Die Verantwortung der Wissenschaft in der ökologischen Krise

Vortrag
Sitzungstermin
Freitag (22. September 2023), 09:00–10:30
Sitzungsraum
SH 1.109
Autor*innen
Joachim Rathmann (Augsburg)
Kurz­be­schreib­ung
Auch die Wissenschaft trägt eine Verantwortung für die ökologische Krise, denn die ökologische ist auch eine geistige Krise.
Schlag­wörter
Scientists for Future, Wertneutralität, engagierte Wissenschaft, ökologische Krise, Verantwortung

Abstract

Mit den Schulstreiks Fridays for future (FFF) setzt sich eine Bewegung für schnelle und effektive Klimaschutzmaßnahmen ein. Inzwischen unterstützen zahlreiche andere Organisationen die FFF-Bewegung, u.a. die Scientists for Future (S4F). Dass sich ExpertInnen/Intellektuelle in einen öffentlichen Diskurs einbringen ist oft notwendig und vielfach selbstverständlich.
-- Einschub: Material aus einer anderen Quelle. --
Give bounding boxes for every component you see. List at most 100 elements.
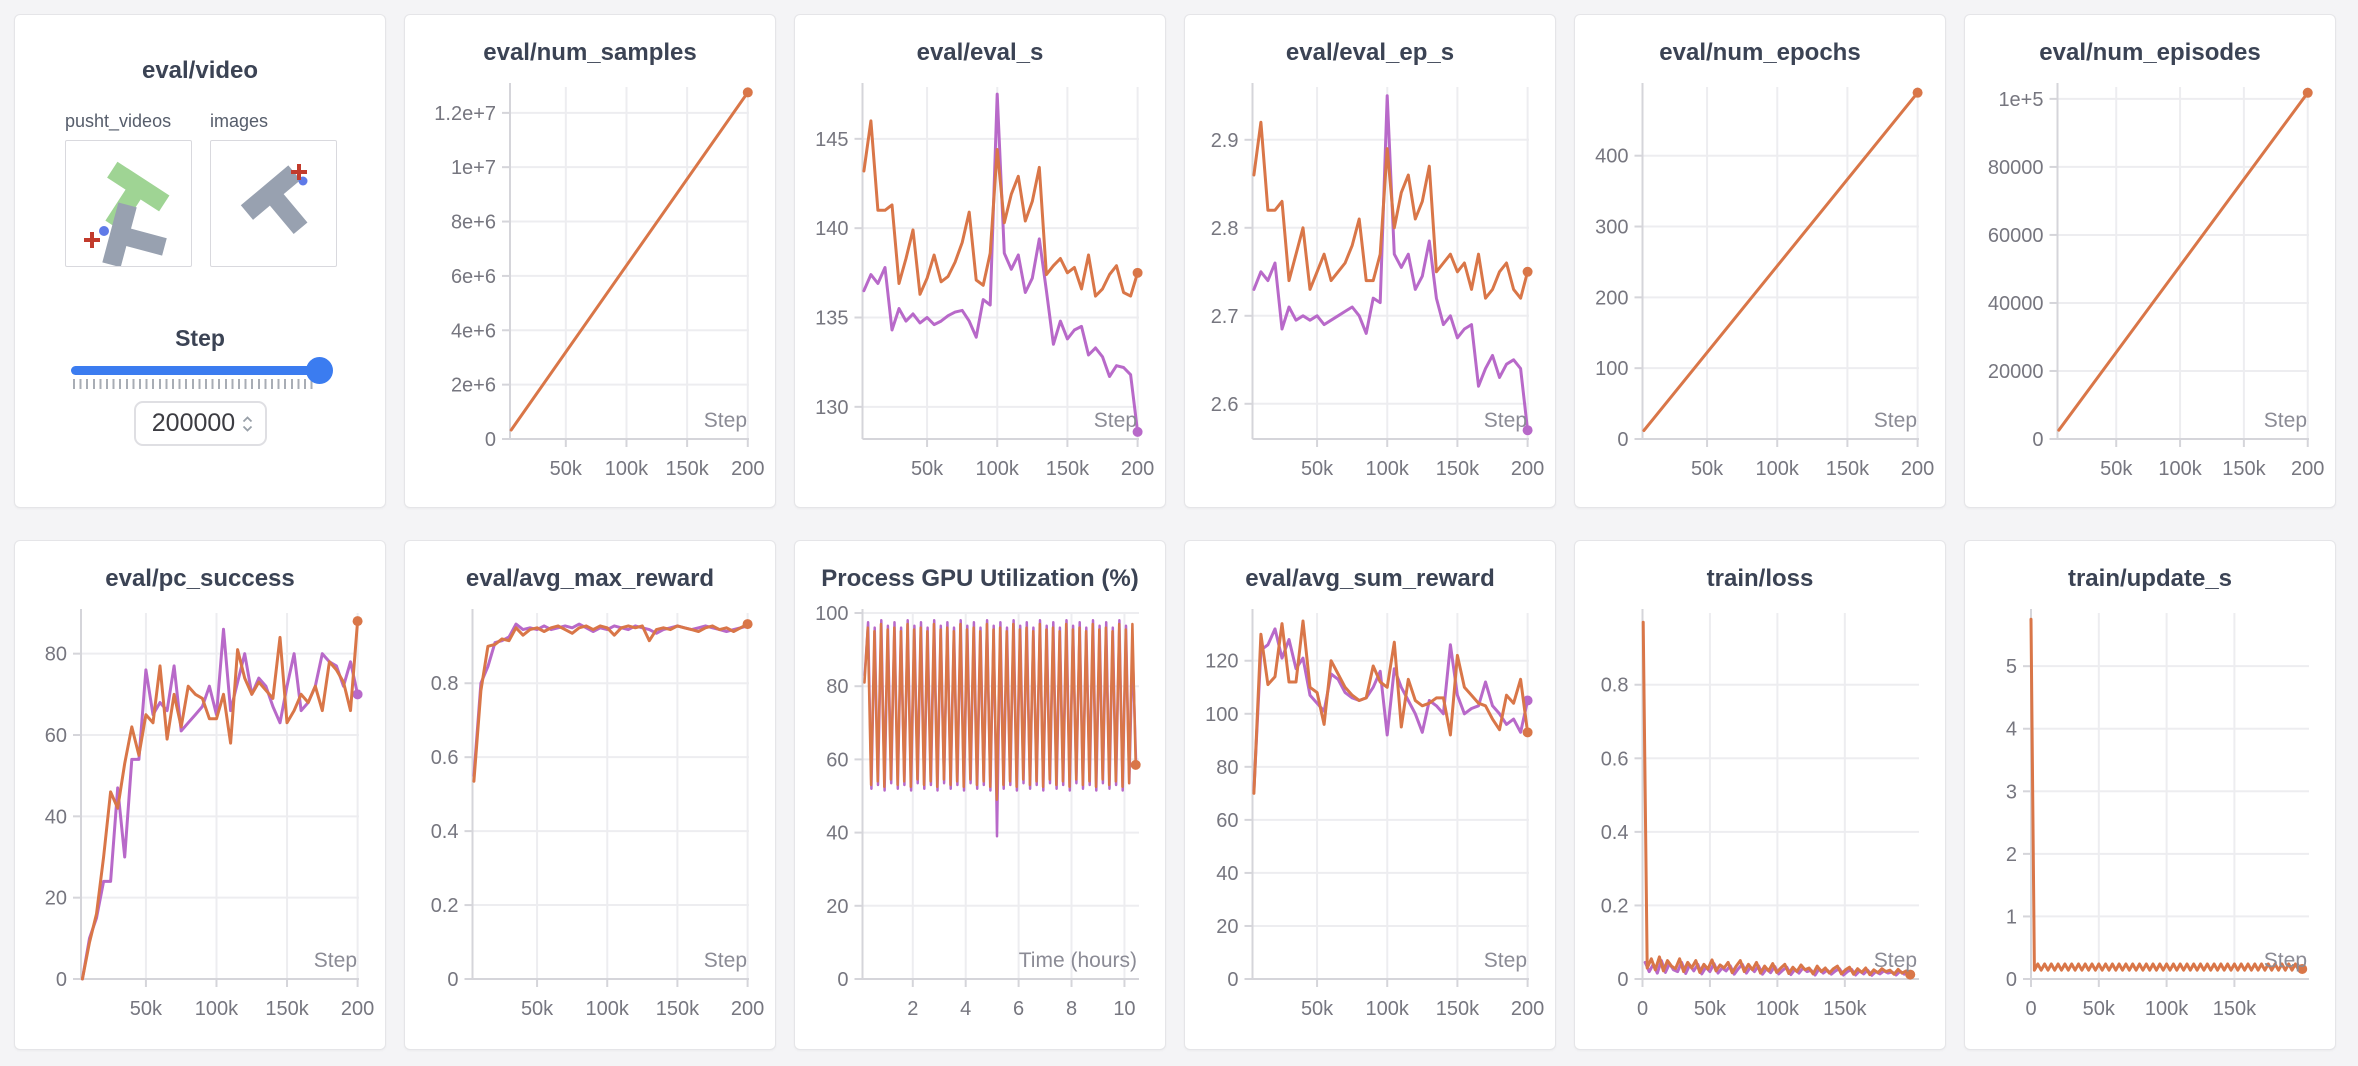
slider-thumb[interactable] (306, 357, 333, 384)
svg-text:2.7: 2.7 (1211, 306, 1239, 328)
svg-text:Step: Step (1094, 409, 1137, 432)
svg-text:80: 80 (1216, 757, 1238, 779)
svg-text:Step: Step (2264, 409, 2307, 432)
svg-text:Step: Step (1874, 409, 1917, 432)
chart-canvas-train-loss[interactable]: 0 0.2 0.4 0.6 0.8 0 50k 100k 150k Step (1575, 597, 1945, 1035)
panel-eval-eval-ep-s: eval/eval_ep_s 2.6 2.7 2.8 2.9 50k 100k 150k 20… (1184, 14, 1556, 508)
thumb-label: images (210, 111, 269, 131)
panel-eval-num-epochs: eval/num_epochs 0 100 200 300 400 50k 100k 150k… (1574, 14, 1946, 508)
svg-text:0: 0 (2032, 429, 2043, 451)
svg-text:40: 40 (1216, 863, 1238, 885)
chart-title: eval/num_epochs (1659, 39, 1861, 66)
chart-canvas-eval-num-episodes[interactable]: 0 20000 40000 60000 80000 1e+5 50k 100k 150k 200 S… (1965, 71, 2335, 495)
svg-text:2e+6: 2e+6 (451, 375, 496, 397)
chart-canvas-eval-num-epochs[interactable]: 0 100 200 300 400 50k 100k 150k 200 Step (1575, 71, 1945, 495)
agent-dot (99, 226, 109, 236)
svg-text:150k: 150k (656, 998, 700, 1020)
step-slider[interactable] (71, 357, 333, 389)
thumb-images[interactable]: images (210, 111, 337, 267)
svg-text:100k: 100k (976, 458, 1020, 480)
goal-cross (291, 164, 307, 180)
svg-text:200: 200 (731, 998, 764, 1020)
svg-text:100: 100 (815, 603, 848, 625)
pusht-video-frame[interactable] (65, 140, 192, 267)
svg-text:20000: 20000 (1988, 361, 2044, 383)
svg-text:0: 0 (837, 969, 848, 991)
panel-train-loss: train/loss 0 0.2 0.4 0.6 0.8 0 50k 100k 150k Step (1574, 540, 1946, 1050)
svg-text:2: 2 (2006, 844, 2017, 866)
svg-text:150k: 150k (265, 998, 309, 1020)
svg-text:0.8: 0.8 (1601, 675, 1629, 697)
svg-text:0: 0 (2006, 969, 2017, 991)
chart-title: eval/eval_s (916, 39, 1044, 66)
chevron-up-icon[interactable] (242, 415, 253, 423)
video-thumbnails-row: pusht_videos images (65, 111, 337, 267)
svg-text:100k: 100k (1756, 458, 1800, 480)
chart-canvas-eval-pc-success[interactable]: 0 20 40 60 80 50k 100k 150k 200 Step (15, 597, 385, 1035)
step-value-box (133, 401, 267, 446)
svg-text:2.8: 2.8 (1211, 218, 1239, 240)
svg-text:150k: 150k (1046, 458, 1090, 480)
images-frame[interactable] (210, 140, 337, 267)
svg-text:50k: 50k (2100, 458, 2133, 480)
svg-text:50k: 50k (1694, 998, 1727, 1020)
svg-text:Step: Step (1874, 949, 1917, 972)
svg-text:0: 0 (2025, 998, 2036, 1020)
svg-text:0: 0 (1617, 969, 1628, 991)
chart-canvas-eval-num-samples[interactable]: 0 2e+6 4e+6 6e+6 8e+6 1e+7 1.2e+7 50k 100k 150k 20… (405, 71, 775, 495)
svg-text:4: 4 (2006, 719, 2017, 741)
step-value-input[interactable] (149, 408, 238, 439)
thumb-pusht-videos[interactable]: pusht_videos (65, 111, 192, 267)
svg-text:5: 5 (2006, 656, 2017, 678)
svg-text:4e+6: 4e+6 (451, 320, 496, 342)
panel-eval-avg-sum-reward: eval/avg_sum_reward 0 20 40 60 80 100 120 50k 10… (1184, 540, 1556, 1050)
svg-text:6e+6: 6e+6 (451, 266, 496, 288)
svg-text:0.4: 0.4 (431, 821, 459, 843)
chart-canvas-train-update-s[interactable]: 0 1 2 3 4 5 0 50k 100k 150k Step (1965, 597, 2335, 1035)
chevron-down-icon[interactable] (242, 425, 253, 432)
chart-canvas-eval-avg-sum-reward[interactable]: 0 20 40 60 80 100 120 50k 100k 150k 200 Step (1185, 597, 1555, 1035)
svg-text:100k: 100k (1756, 998, 1800, 1020)
svg-text:150k: 150k (2222, 458, 2266, 480)
svg-text:80: 80 (45, 644, 67, 666)
svg-text:150k: 150k (1826, 458, 1870, 480)
svg-text:20: 20 (45, 888, 67, 910)
svg-text:200: 200 (1511, 458, 1544, 480)
chart-canvas-eval-avg-max-reward[interactable]: 0 0.2 0.4 0.6 0.8 50k 100k 150k 200 Step (405, 597, 775, 1035)
svg-text:200: 200 (731, 458, 764, 480)
svg-text:80: 80 (826, 676, 848, 698)
svg-text:8: 8 (1066, 998, 1077, 1020)
svg-text:50k: 50k (550, 458, 583, 480)
chart-canvas-eval-eval-s[interactable]: 130 135 140 145 50k 100k 150k 200 Step (795, 71, 1165, 495)
svg-text:60: 60 (826, 749, 848, 771)
svg-text:200: 200 (1511, 998, 1544, 1020)
svg-text:130: 130 (815, 397, 848, 419)
svg-text:1.2e+7: 1.2e+7 (434, 103, 496, 125)
chart-title: train/loss (1706, 565, 1814, 592)
svg-text:2.6: 2.6 (1211, 394, 1239, 416)
panel-title-eval-video: eval/video (141, 57, 259, 84)
svg-text:200: 200 (1901, 458, 1934, 480)
svg-text:8e+6: 8e+6 (451, 212, 496, 234)
thumb-label: pusht_videos (65, 111, 172, 131)
svg-text:100k: 100k (2145, 998, 2189, 1020)
panel-eval-video: eval/video pusht_videos images (14, 14, 386, 508)
stepper-arrows[interactable] (242, 415, 253, 432)
svg-text:140: 140 (815, 218, 848, 240)
gray-t-shape (102, 202, 167, 266)
svg-text:1e+5: 1e+5 (1998, 89, 2043, 111)
chart-title: Process GPU Utilization (%) (821, 565, 1139, 592)
chart-canvas-eval-eval-ep-s[interactable]: 2.6 2.7 2.8 2.9 50k 100k 150k 200 Step (1185, 71, 1555, 495)
svg-text:300: 300 (1595, 217, 1628, 239)
slider-track[interactable] (71, 357, 333, 384)
svg-text:50k: 50k (1301, 458, 1334, 480)
panel-train-update-s: train/update_s 0 1 2 3 4 5 0 50k 100k 150k Step (1964, 540, 2336, 1050)
svg-text:Step: Step (1484, 409, 1527, 432)
svg-text:200: 200 (1595, 287, 1628, 309)
svg-text:6: 6 (1013, 998, 1024, 1020)
chart-title: eval/avg_sum_reward (1245, 565, 1495, 592)
svg-text:Step: Step (314, 949, 357, 972)
chart-canvas-process-gpu-utilization[interactable]: 0 20 40 60 80 100 2 4 6 8 10 Time (hours) (795, 597, 1165, 1035)
svg-text:4: 4 (960, 998, 971, 1020)
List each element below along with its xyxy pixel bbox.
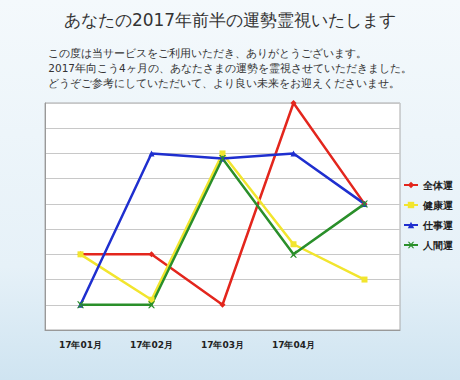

Doch zunächst wird argumentativ auf den ersten Positivismusstreit der 1960er Jahre zurückgegriffen sowie auf die in den letzten Dekaden im angelsächsischen Raum erfolgte neue Auseinandersetzung um die Wertneutralität von Wissenschaft.

Denn; ist es die Aufgabe von Wissenschaft, für die Belange einer gesellschaftlichen Gruppe öffentlichkeitswirksam einzutreten? Wissenschaft, die an die Öffentlichkeit drängt, muss sich einem Diskurs stellen, welcher die eigene Fachexpertise übersteigt und daran sind weitere Fragen gekoppelt: Ist es die Aufgabe der Wissenschaft, das Klima zu retten, die Gesellschaft zu belehren und Lösungen anzubieten? Auch eine Privilegierung von Kritik durch Wissenschaft besteht in einer offenen Gesellschaft aus guten Gründen nicht. Sicherlich gibt es vereinzelt immer Wissenschaftler, die aufmerksamkeitsökonomisch Profit von der FFF-Bewegung ziehen und sich als apokalyptische Mahner profilieren wollen. Doch habituelle Reflexe, denen insbesondere NaturwissenschaftlerInnen seit Jahrzehnten folgen („wir haben das Wissen, die Fakten aber die Politik hört nicht auf uns“), haben nur geringe Wirkmächtigkeit entfalten können. Daher gilt es innezuhalten und das bisherige Agieren zu überdenken. Denn Wissenschaft, die gesellschaftlich mehr fordert, sich mehr Gewicht verleiht, politisiert sich; agiert in Hybris, denn damit übernimmt sie eine Rolle, die ihr in einer offenen Demokratie nicht zustehen kann. Eine durch Wahlen erfolgte Legitimation, sich dem Allgemeinwohl anzunehmen, hat Wissenschaft nicht, daher bleiben das Parlament und die Regierung das legitimierte Sprachrohr des Volkes. Fordern Wissenschaftler mehr, so fordern sie Mitwirkung an politischen Prozessen ohne sich dafür bei Wählern rechtfertigen zu müssen. Wissenschaft, die sich öffentlich politisch positioniert widerspricht dem Prinzip der Wertfreiheit.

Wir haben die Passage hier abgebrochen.